Praktika erfreuen sich einer beidseitigen Beliebtheit. Denn nicht nur junge Menschen machen gerne ein Praktikum. Nein, auch Unternehmen haben den Nutzen von Praktikanten und Praktikantinnen bereits erkannt. Bevor Sie als Unternehmen jemanden aufnehmen, müssen Sie sich über rechtliche Vorgaben informieren. Ein ganz wichtiger Punkt dabei ist die Art des Praktikums. Denn ob es sich um ein Pflichtpraktikum oder freiwilliges Praktikum handelt, ist nicht egal. Diese unterschiedlichen Formen bringen auch rechtliche Unterschiede mit sich.

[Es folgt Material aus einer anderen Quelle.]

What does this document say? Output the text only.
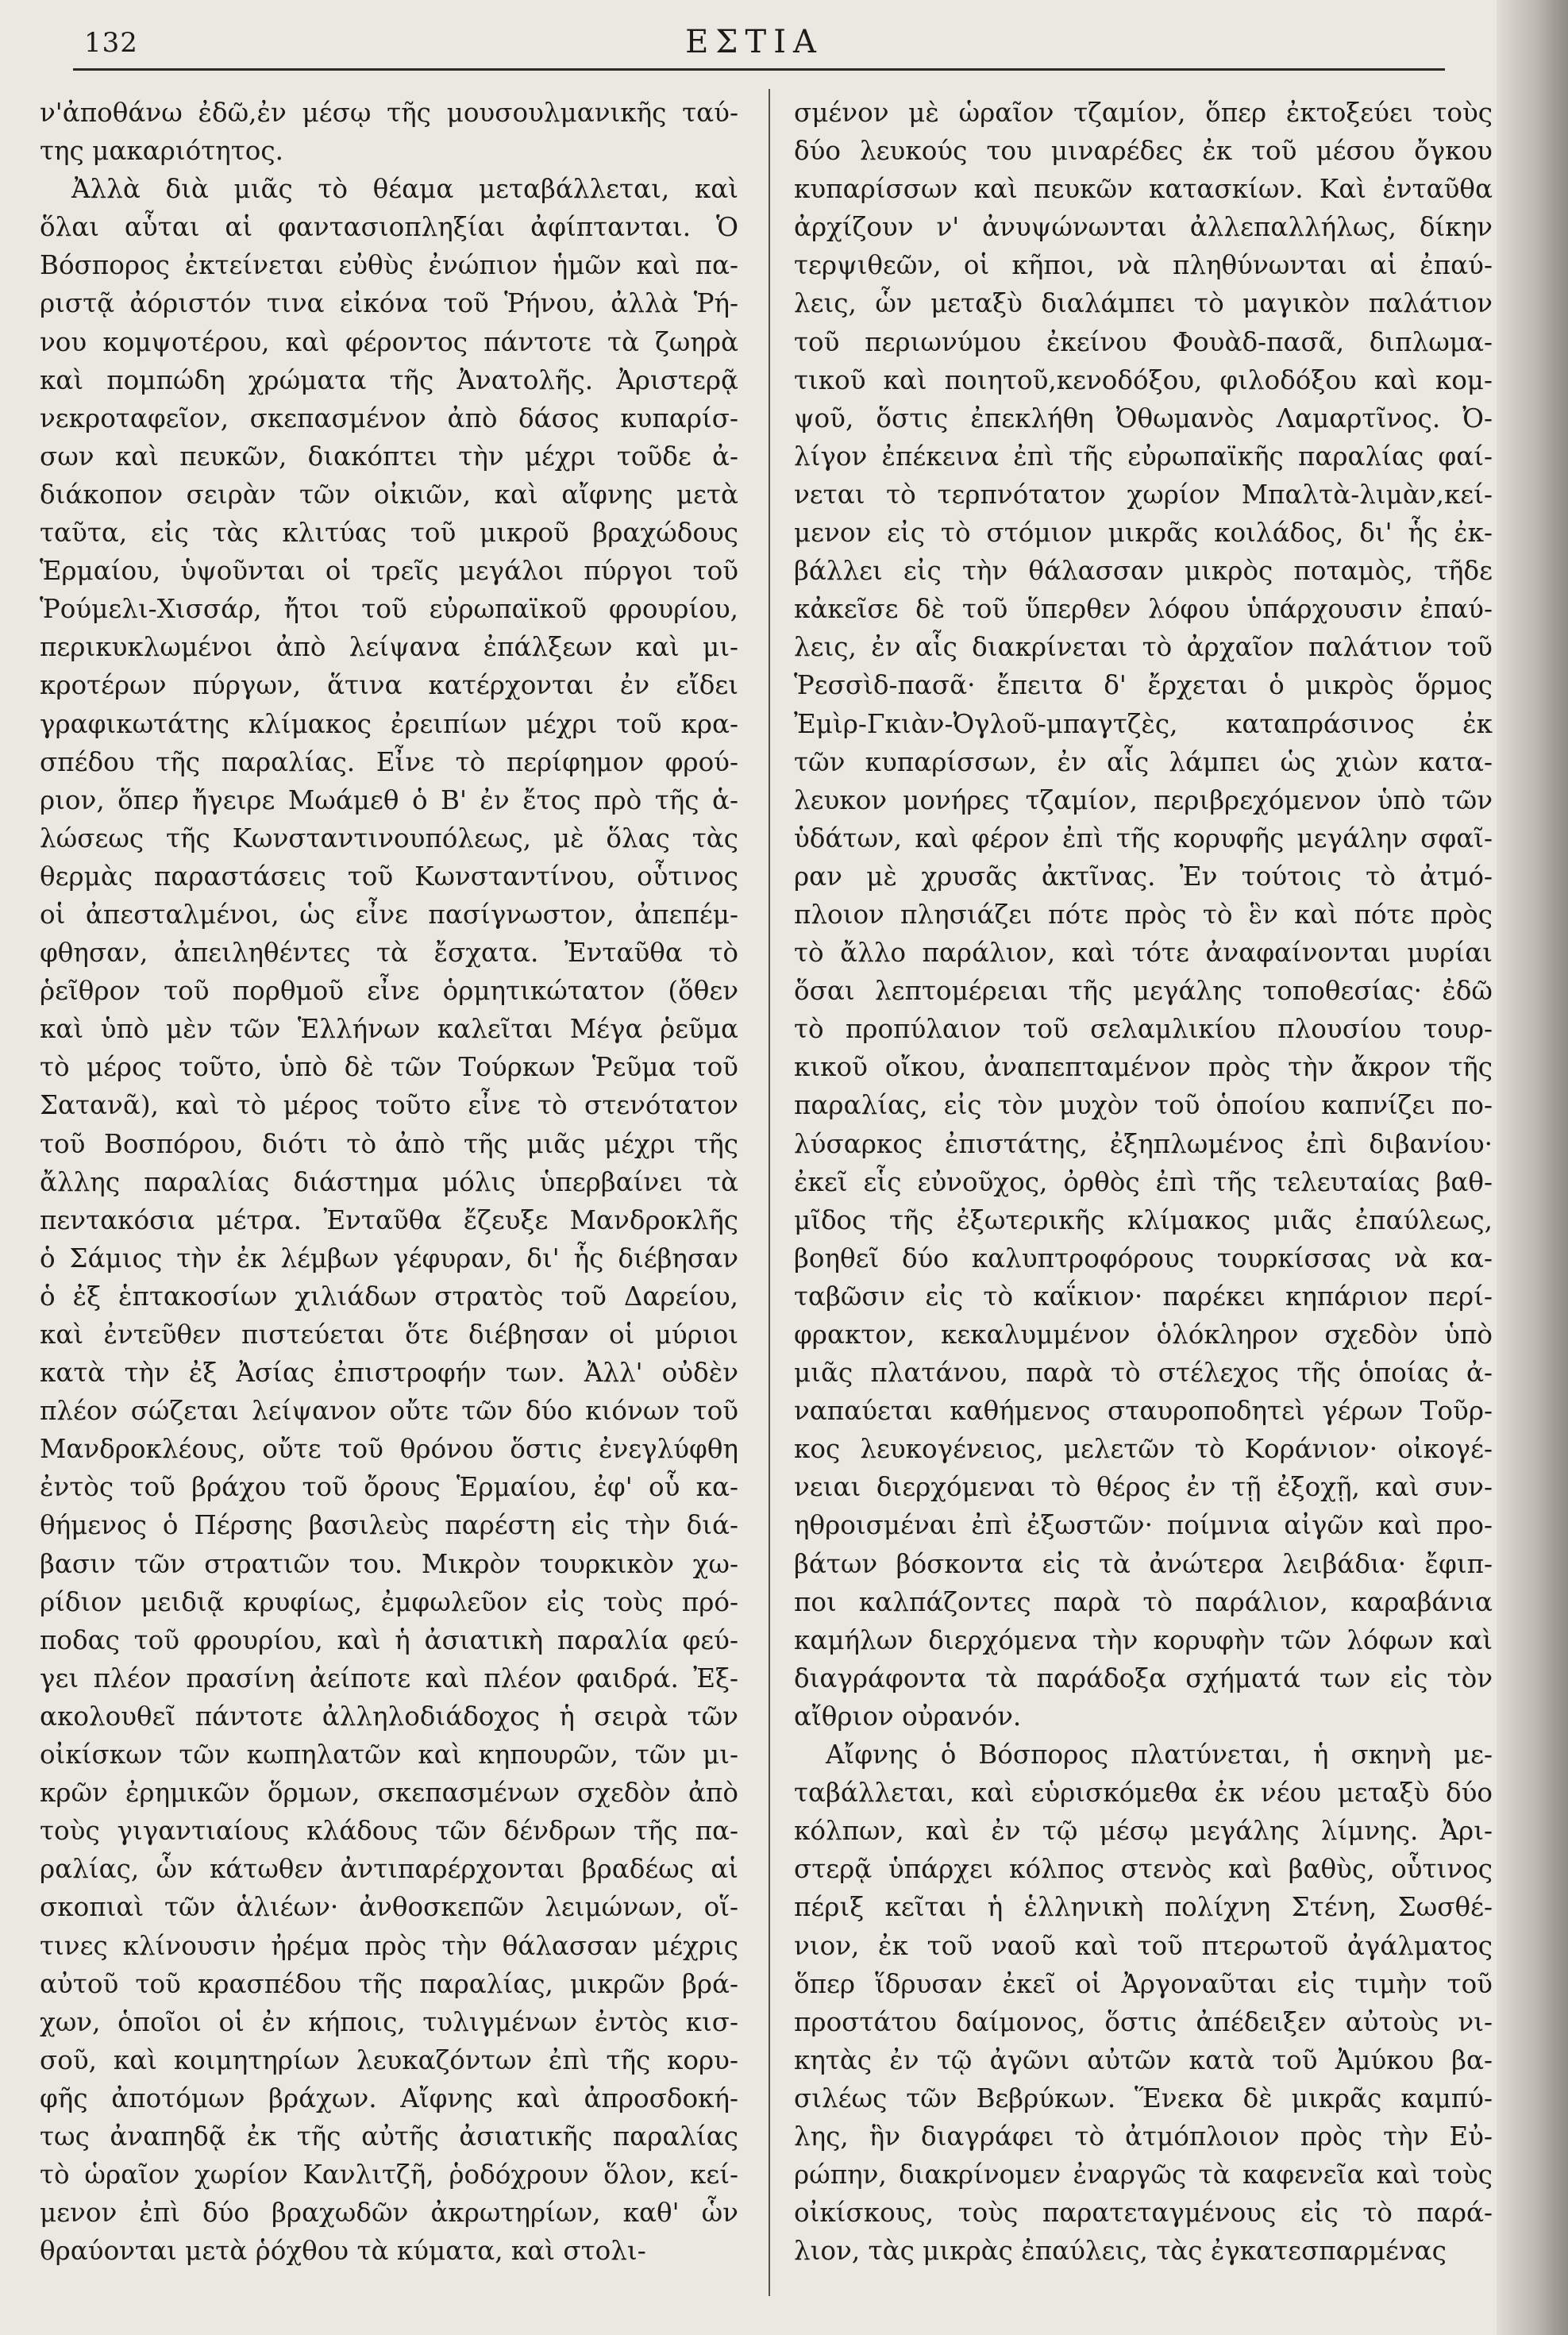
132	ΕΣΤΙΑ
ν'ἀποθάνω ἐδῶ,ἐν μέσῳ τῆς μουσουλμανικῆς ταύ-
της μακαριότητος.
Ἀλλὰ διὰ μιᾶς τὸ θέαμα μεταβάλλεται, καὶ
ὅλαι αὗται αἱ φαντασιοπληξίαι ἀφίπτανται. Ὁ
Βόσπορος ἐκτείνεται εὐθὺς ἐνώπιον ἡμῶν καὶ πα-
ριστᾷ ἀόριστόν τινα εἰκόνα τοῦ Ῥήνου, ἀλλὰ Ῥή-
νου κομψοτέρου, καὶ φέροντος πάντοτε τὰ ζωηρὰ
καὶ πομπώδη χρώματα τῆς Ἀνατολῆς. Ἀριστερᾷ
νεκροταφεῖον, σκεπασμένον ἀπὸ δάσος κυπαρίσ-
σων καὶ πευκῶν, διακόπτει τὴν μέχρι τοῦδε ἀ-
διάκοπον σειρὰν τῶν οἰκιῶν, καὶ αἴφνης μετὰ
ταῦτα, εἰς τὰς κλιτύας τοῦ μικροῦ βραχώδους
Ἑρμαίου, ὑψοῦνται οἱ τρεῖς μεγάλοι πύργοι τοῦ
Ῥούμελι-Χισσάρ, ἤτοι τοῦ εὐρωπαϊκοῦ φρουρίου,
περικυκλωμένοι ἀπὸ λείψανα ἐπάλξεων καὶ μι-
κροτέρων πύργων, ἅτινα κατέρχονται ἐν εἴδει
γραφικωτάτης κλίμακος ἐρειπίων μέχρι τοῦ κρα-
σπέδου τῆς παραλίας. Εἶνε τὸ περίφημον φρού-
ριον, ὅπερ ἤγειρε Μωάμεθ ὁ Β' ἐν ἔτος πρὸ τῆς ἁ-
λώσεως τῆς Κωνσταντινουπόλεως, μὲ ὅλας τὰς
θερμὰς παραστάσεις τοῦ Κωνσταντίνου, οὗτινος
οἱ ἀπεσταλμένοι, ὡς εἶνε πασίγνωστον, ἀπεπέμ-
φθησαν, ἀπειληθέντες τὰ ἔσχατα. Ἐνταῦθα τὸ
ῥεῖθρον τοῦ πορθμοῦ εἶνε ὁρμητικώτατον (ὅθεν
καὶ ὑπὸ μὲν τῶν Ἑλλήνων καλεῖται Μέγα ῥεῦμα
τὸ μέρος τοῦτο, ὑπὸ δὲ τῶν Τούρκων Ῥεῦμα τοῦ
Σατανᾶ), καὶ τὸ μέρος τοῦτο εἶνε τὸ στενότατον
τοῦ Βοσπόρου, διότι τὸ ἀπὸ τῆς μιᾶς μέχρι τῆς
ἄλλης παραλίας διάστημα μόλις ὑπερβαίνει τὰ
πεντακόσια μέτρα. Ἐνταῦθα ἔζευξε Μανδροκλῆς
ὁ Σάμιος τὴν ἐκ λέμβων γέφυραν, δι' ἧς διέβησαν
ὁ ἐξ ἑπτακοσίων χιλιάδων στρατὸς τοῦ Δαρείου,
καὶ ἐντεῦθεν πιστεύεται ὅτε διέβησαν οἱ μύριοι
κατὰ τὴν ἐξ Ἀσίας ἐπιστροφήν των. Ἀλλ' οὐδὲν
πλέον σώζεται λείψανον οὔτε τῶν δύο κιόνων τοῦ
Μανδροκλέους, οὔτε τοῦ θρόνου ὅστις ἐνεγλύφθη
ἐντὸς τοῦ βράχου τοῦ ὄρους Ἑρμαίου, ἐφ' οὗ κα-
θήμενος ὁ Πέρσης βασιλεὺς παρέστη εἰς τὴν διά-
βασιν τῶν στρατιῶν του. Μικρὸν τουρκικὸν χω-
ρίδιον μειδιᾷ κρυφίως, ἐμφωλεῦον εἰς τοὺς πρό-
ποδας τοῦ φρουρίου, καὶ ἡ ἀσιατικὴ παραλία φεύ-
γει πλέον πρασίνη ἀείποτε καὶ πλέον φαιδρά. Ἐξ-
ακολουθεῖ πάντοτε ἀλληλοδιάδοχος ἡ σειρὰ τῶν
οἰκίσκων τῶν κωπηλατῶν καὶ κηπουρῶν, τῶν μι-
κρῶν ἐρημικῶν ὅρμων, σκεπασμένων σχεδὸν ἀπὸ
τοὺς γιγαντιαίους κλάδους τῶν δένδρων τῆς πα-
ραλίας, ὧν κάτωθεν ἀντιπαρέρχονται βραδέως αἱ
σκοπιαὶ τῶν ἁλιέων· ἀνθοσκεπῶν λειμώνων, οἵ-
τινες κλίνουσιν ἠρέμα πρὸς τὴν θάλασσαν μέχρις
αὐτοῦ τοῦ κρασπέδου τῆς παραλίας, μικρῶν βρά-
χων, ὁποῖοι οἱ ἐν κήποις, τυλιγμένων ἐντὸς κισ-
σοῦ, καὶ κοιμητηρίων λευκαζόντων ἐπὶ τῆς κορυ-
φῆς ἀποτόμων βράχων. Αἴφνης καὶ ἀπροσδοκή-
τως ἀναπηδᾷ ἐκ τῆς αὐτῆς ἀσιατικῆς παραλίας
τὸ ὡραῖον χωρίον Κανλιτζῆ, ῥοδόχρουν ὅλον, κεί-
μενον ἐπὶ δύο βραχωδῶν ἀκρωτηρίων, καθ' ὧν
θραύονται μετὰ ῥόχθου τὰ κύματα, καὶ στολι-
σμένον μὲ ὡραῖον τζαμίον, ὅπερ ἐκτοξεύει τοὺς
δύο λευκούς του μιναρέδες ἐκ τοῦ μέσου ὄγκου
κυπαρίσσων καὶ πευκῶν κατασκίων. Καὶ ἐνταῦθα
ἀρχίζουν ν' ἀνυψώνωνται ἀλλεπαλλήλως, δίκην
τερψιθεῶν, οἱ κῆποι, νὰ πληθύνωνται αἱ ἐπαύ-
λεις, ὧν μεταξὺ διαλάμπει τὸ μαγικὸν παλάτιον
τοῦ περιωνύμου ἐκείνου Φουὰδ-πασᾶ, διπλωμα-
τικοῦ καὶ ποιητοῦ,κενοδόξου, φιλοδόξου καὶ κομ-
ψοῦ, ὅστις ἐπεκλήθη Ὀθωμανὸς Λαμαρτῖνος. Ὀ-
λίγον ἐπέκεινα ἐπὶ τῆς εὐρωπαϊκῆς παραλίας φαί-
νεται τὸ τερπνότατον χωρίον Μπαλτὰ-λιμὰν,κεί-
μενον εἰς τὸ στόμιον μικρᾶς κοιλάδος, δι' ἧς ἐκ-
βάλλει εἰς τὴν θάλασσαν μικρὸς ποταμὸς, τῆδε
κἀκεῖσε δὲ τοῦ ὕπερθεν λόφου ὑπάρχουσιν ἐπαύ-
λεις, ἐν αἷς διακρίνεται τὸ ἀρχαῖον παλάτιον τοῦ
Ῥεσσὶδ-πασᾶ· ἔπειτα δ' ἔρχεται ὁ μικρὸς ὅρμος
Ἐμὶρ-Γκιὰν-Ὀγλοῦ-μπαγτζὲς, καταπράσινος ἐκ
τῶν κυπαρίσσων, ἐν αἷς λάμπει ὡς χιὼν κατα-
λευκον μονήρες τζαμίον, περιβρεχόμενον ὑπὸ τῶν
ὑδάτων, καὶ φέρον ἐπὶ τῆς κορυφῆς μεγάλην σφαῖ-
ραν μὲ χρυσᾶς ἀκτῖνας. Ἐν τούτοις τὸ ἀτμό-
πλοιον πλησιάζει πότε πρὸς τὸ ἓν καὶ πότε πρὸς
τὸ ἄλλο παράλιον, καὶ τότε ἀναφαίνονται μυρίαι
ὅσαι λεπτομέρειαι τῆς μεγάλης τοποθεσίας· ἐδῶ
τὸ προπύλαιον τοῦ σελαμλικίου πλουσίου τουρ-
κικοῦ οἴκου, ἀναπεπταμένον πρὸς τὴν ἄκρον τῆς
παραλίας, εἰς τὸν μυχὸν τοῦ ὁποίου καπνίζει πο-
λύσαρκος ἐπιστάτης, ἐξηπλωμένος ἐπὶ διβανίου·
ἐκεῖ εἷς εὐνοῦχος, ὀρθὸς ἐπὶ τῆς τελευταίας βαθ-
μῖδος τῆς ἐξωτερικῆς κλίμακος μιᾶς ἐπαύλεως,
βοηθεῖ δύο καλυπτροφόρους τουρκίσσας νὰ κα-
ταβῶσιν εἰς τὸ καΐκιον· παρέκει κηπάριον περί-
φρακτον, κεκαλυμμένον ὁλόκληρον σχεδὸν ὑπὸ
μιᾶς πλατάνου, παρὰ τὸ στέλεχος τῆς ὁποίας ἀ-
ναπαύεται καθήμενος σταυροποδητεὶ γέρων Τοῦρ-
κος λευκογένειος, μελετῶν τὸ Κοράνιον· οἰκογέ-
νειαι διερχόμεναι τὸ θέρος ἐν τῇ ἐξοχῇ, καὶ συν-
ηθροισμέναι ἐπὶ ἐξωστῶν· ποίμνια αἰγῶν καὶ προ-
βάτων βόσκοντα εἰς τὰ ἀνώτερα λειβάδια· ἔφιπ-
ποι καλπάζοντες παρὰ τὸ παράλιον, καραβάνια
καμήλων διερχόμενα τὴν κορυφὴν τῶν λόφων καὶ
διαγράφοντα τὰ παράδοξα σχήματά των εἰς τὸν
αἴθριον οὐρανόν.
Αἴφνης ὁ Βόσπορος πλατύνεται, ἡ σκηνὴ με-
ταβάλλεται, καὶ εὑρισκόμεθα ἐκ νέου μεταξὺ δύο
κόλπων, καὶ ἐν τῷ μέσῳ μεγάλης λίμνης. Ἀρι-
στερᾷ ὑπάρχει κόλπος στενὸς καὶ βαθὺς, οὗτινος
πέριξ κεῖται ἡ ἑλληνικὴ πολίχνη Στένη, Σωσθέ-
νιον, ἐκ τοῦ ναοῦ καὶ τοῦ πτερωτοῦ ἀγάλματος
ὅπερ ἵδρυσαν ἐκεῖ οἱ Ἀργοναῦται εἰς τιμὴν τοῦ
προστάτου δαίμονος, ὅστις ἀπέδειξεν αὐτοὺς νι-
κητὰς ἐν τῷ ἀγῶνι αὐτῶν κατὰ τοῦ Ἀμύκου βα-
σιλέως τῶν Βεβρύκων. Ἕνεκα δὲ μικρᾶς καμπύ-
λης, ἣν διαγράφει τὸ ἀτμόπλοιον πρὸς τὴν Εὐ-
ρώπην, διακρίνομεν ἐναργῶς τὰ καφενεῖα καὶ τοὺς
οἰκίσκους, τοὺς παρατεταγμένους εἰς τὸ παρά-
λιον, τὰς μικρὰς ἐπαύλεις, τὰς ἐγκατεσπαρμένας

Praktikum ist nicht gleich Praktikum! – Das Pflichtpraktikum

Ein Pflichtpraktikum müssen meist Schüler/innen sowie Studierende absolvieren. Diese Pflichtpraktika haben eine vorgeschriebene Dauer und zählen als Bestandteil der Ausbildung. Während des Praktikums bleibt die Universität oder die Schule weiterhin der Hauptarbeitgeber der Praktikantin oder des Praktikanten. Daher haben diese weder einen Anspruch auf Urlaub noch auf Entlohnung. Viele Unternehmen stellen nach der Praktikumszeit ein Zeugnis für die Arbeitsleistung aus, jedoch besteht kein rechtlicher Anspruch darauf. Beim Pflichtpraktikum steht die Ausbildung im Vordergrund. Der Praktikant oder die Praktikantin soll das in der Schule oder dem Studium erlernte Wissen in der Praxis anwenden können. Die Arbeitsleistung steht hier an zweiter Stelle.

Grundlage beim freiwilligen Praktikum

Entscheiden Sie sich für einen freiwilligen Praktikanten oder eine freiwillige Praktikantin, unterliegen Sie als Unternehmen dem Berufsbildungsgesetz. Das bedeutet, dass hier Anspruch auf Urlaub, Entlohnung sowie Zeugnis besteht. Hier kann das Arbeitsverhältnis, unter Einhaltung der Frist von vier Wochen, jederzeit vom Praktikanten oder der Praktikantin gelöst werden. Dabei steht jedoch die Arbeitsleistung klar im Vordergrund.

Die Regelung der Ansprüche bei einem freiwilligen Praktikum und einem Pflichtpraktikum

Im Prinzip haben Praktikanten und Praktikantinnen dieselben Ansprüche wie alle Arbeitnehmer/innen. Doch was bedeutet das genau?

Anspruch bei einem freiwilligen Praktikum:

  • Sie haben einen Anspruch auf den gesetzlichen Mindesturlaub. Dafür muss das Praktikum länger als vier Wochen dauern.
  • Es besteht der Anspruch auf Entlohnung.
  • Unternehmen dürfen nur mit einem wichtigen Grund den Praktikanten oder die Praktikantin kündigen. Die Praktikanten und Praktikantinnen können jeder Zeit kündigen, müssen dabei aber eine Frist von vier Wochen einhalten.
  • Es besteht der Anspruch auf ein Praktikumszeugnis. Hierfür reicht ein einfaches Zeugnis aus. Das Unternehmen kann jedoch auf freiwilliger Basis ein qualifiziertes Zeugnis ausstellen.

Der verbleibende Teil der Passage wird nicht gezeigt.